- Entrei ontem num templo, ali ao pé da tua casa. Deve ser um estranho culto oriental da morte. Por todo o lado havia imagens de um cadáver pendurado numa trave.
- És um brincalhão! Então finalmente foste à minha igreja! E que tal?
- Foi horrível! Nunca mais lá volto. Tanta crueldade ali, à frente de todos!
- Viste alguém a matar alguém? Ontem foi domingo. Estava cheia de famílias indo serenamente à missa.
- Isso foi o que mais me assustou. Havia imensas crianças. Ali, sob aquele homem morto quase nu. Era muito pouco educativo. Chocante, mesmo. Devia ser proibido!
- Pareces os imperadores romanos, que achavam que os cristãos comiam criancinhas. Nós não somos sangrentos. O que viste foram pessoas pacíficas, celebrando a vida e alegria. Mas de certo modo tens razão. De facto os cristãos são os campeões mundiais da mudança de perspectiva. Vivemos a vida como todos, mas damos a tudo um sentido diferente. Vivemos aqui na Terra, mas com os olhos fixos no Céu. Vivemos no mundo, mas à sombra da cruz. Só assim é possível olhar para um homem sofrendo morte horrível e ver aí a causa da nossa felicidade. Concordo que é uma interpretação difícil, mas o Cristianismo é isso mesmo: reinterpretação da vida. Chama-se conversão.
- Queres dizer que aquilo significa o contrário do que é?
- Não. Significa precisamente o que é... e muito mais. Sabes que, para entender o sentido das imagens, é preciso conhecer-lhes o enredo, a envolvente. Foi isso que me disseste há dias, quando eu criticava a violência dos desenhos animados, que na altura defendias. Até disseste que ver sofrimento era bom para a educação...
- E qual pode ser o enredo que justifique uma barbaridade daquelas?
- Não sabes?
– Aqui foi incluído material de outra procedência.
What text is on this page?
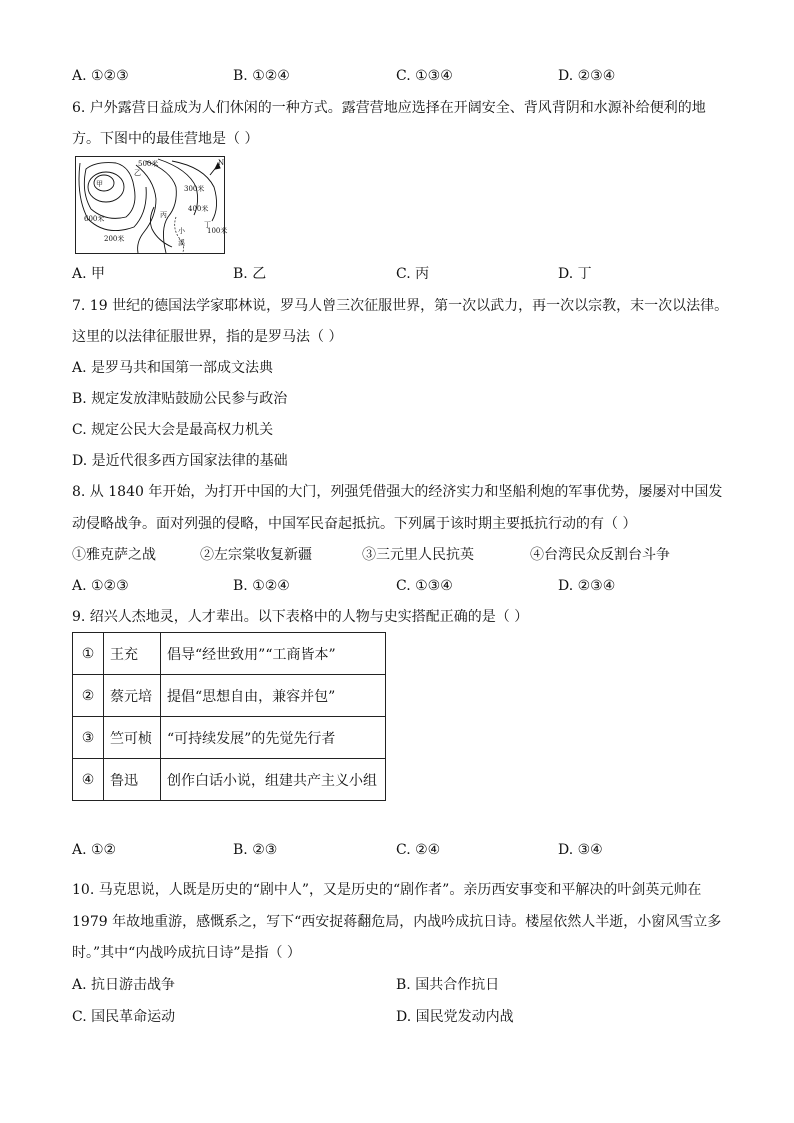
A. ①②③	B. ①②④	C. ①③④	D. ②③④
6. 户外露营日益成为人们休闲的一种方式。露营营地应选择在开阔安全、背风背阴和水源补给便利的地
方。下图中的最佳营地是（ ）
500米
甲
600米
300米
400米
乙
200米
丙
丁
100米
小
溪
N
A. 甲	B. 乙	C. 丙	D. 丁
7. 19 世纪的德国法学家耶林说，罗马人曾三次征服世界，第一次以武力，再一次以宗教，末一次以法律。
这里的以法律征服世界，指的是罗马法（ ）
A. 是罗马共和国第一部成文法典
B. 规定发放津贴鼓励公民参与政治
C. 规定公民大会是最高权力机关
D. 是近代很多西方国家法律的基础
8. 从 1840 年开始，为打开中国的大门，列强凭借强大的经济实力和坚船利炮的军事优势，屡屡对中国发
动侵略战争。面对列强的侵略，中国军民奋起抵抗。下列属于该时期主要抵抗行动的有（ ）
①雅克萨之战	②左宗棠收复新疆	③三元里人民抗英	④台湾民众反割台斗争
A. ①②③	B. ①②④	C. ①③④	D. ②③④
9. 绍兴人杰地灵，人才辈出。以下表格中的人物与史实搭配正确的是（ ）
①	王充	倡导“经世致用”“工商皆本”
②	蔡元培	提倡“思想自由，兼容并包”
③	竺可桢	“可持续发展”的先觉先行者
④	鲁迅	创作白话小说，组建共产主义小组
A. ①②	B. ②③	C. ②④	D. ③④
10. 马克思说，人既是历史的“剧中人”，又是历史的“剧作者”。亲历西安事变和平解决的叶剑英元帅在
1979 年故地重游，感慨系之，写下“西安捉蒋翻危局，内战吟成抗日诗。楼屋依然人半逝，小窗风雪立多
时。”其中“内战吟成抗日诗”是指（ ）
A. 抗日游击战争	B. 国共合作抗日
C. 国民革命运动	D. 国民党发动内战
É a história do dono do mundo, do Verbo de Deus, o criador de todas as coisas, e de como veio cá à Terra. Não veio visitar, mas viver mesmo. Mudou-se para cá e nasceu como um bebé, cresceu e foi carpinteiro. Depois, mataram-nO...
- ... porque não gostavam do mundo que Ele tinha feito. Parece-me razoável.
- Não, não foi isso. Eles gostavam tanto do mundo que queriam ficar com tudo, mandar em tudo, e não admitiam o dono legítimo. Por isso O mataram.
- Mas se Ele era mesmo o dono do mundo, porque razão não os impediu? Se tinha poder total, porque não se libertou?
- E fê-lo! Mas só o quis fazer três dias depois da morte. Suportou tudo até ao fim, até à última gota. Quando já não havia dúvidas que tudo estava consumado, quando eles achavam que tinham ganho e tudo acabara, então tudo recomeçou: Jesus ressuscitou. Venceu a morte, depois de ela ter vitória total, destruindo até ao fim; até depois do fim. Assim o Seu triunfo foi completo. Assim Ele mostrou poder pleno.
- Sim, eu conheço a tradição. Mas se a vitória é Cristo ressuscitado, saindo do túmulo, por que razão não a colocam no centro dos vossos templos? Um Cristo sorridente, glorioso, pleno de força seria muito mais atraente para nós, os não-crentes. E também para vós. Podem ser os campeões mundiais da mudança de perspectiva, como dizes, mas são péssimos em marketing e publicidade. Para vender são precisas imagens positivas. Não admira que o mundo se afaste da Igreja.
- Curioso que digas isso, quando o sucesso do Cristianismo nestes 2000 anos é muito superior ao dos teus produtos com marketing de qualidade e imagens positivas. Hoje mesmo, com o mundo afastado da Igreja como dizes, nenhuma outra instituição tem mais de mil milhões de aderentes e junta todos os domingos milhares de assembleias como a que viste. Quando se tem a verdade para dar, e não coisas para vender, as técnicas de comunicação são muito diferentes.
- Mas um cadáver pendurado!?
- Com Ele nos identificamos, porque Ele se identificou connosco. Cristo já ressuscitou e subiu ao Céu, mas eu ainda não. Um dia será o tempo de ver as Suas chagas jorrarem luz na glória. Agora ainda deitam sangue, como as minhas. Devias experimentar viver a vida à sombra da cruz. Converte o significado de tudo, dores e alegrias, pela presença viva de Cristo crucificado. Assim, até nos sofrimentos, somos felizes.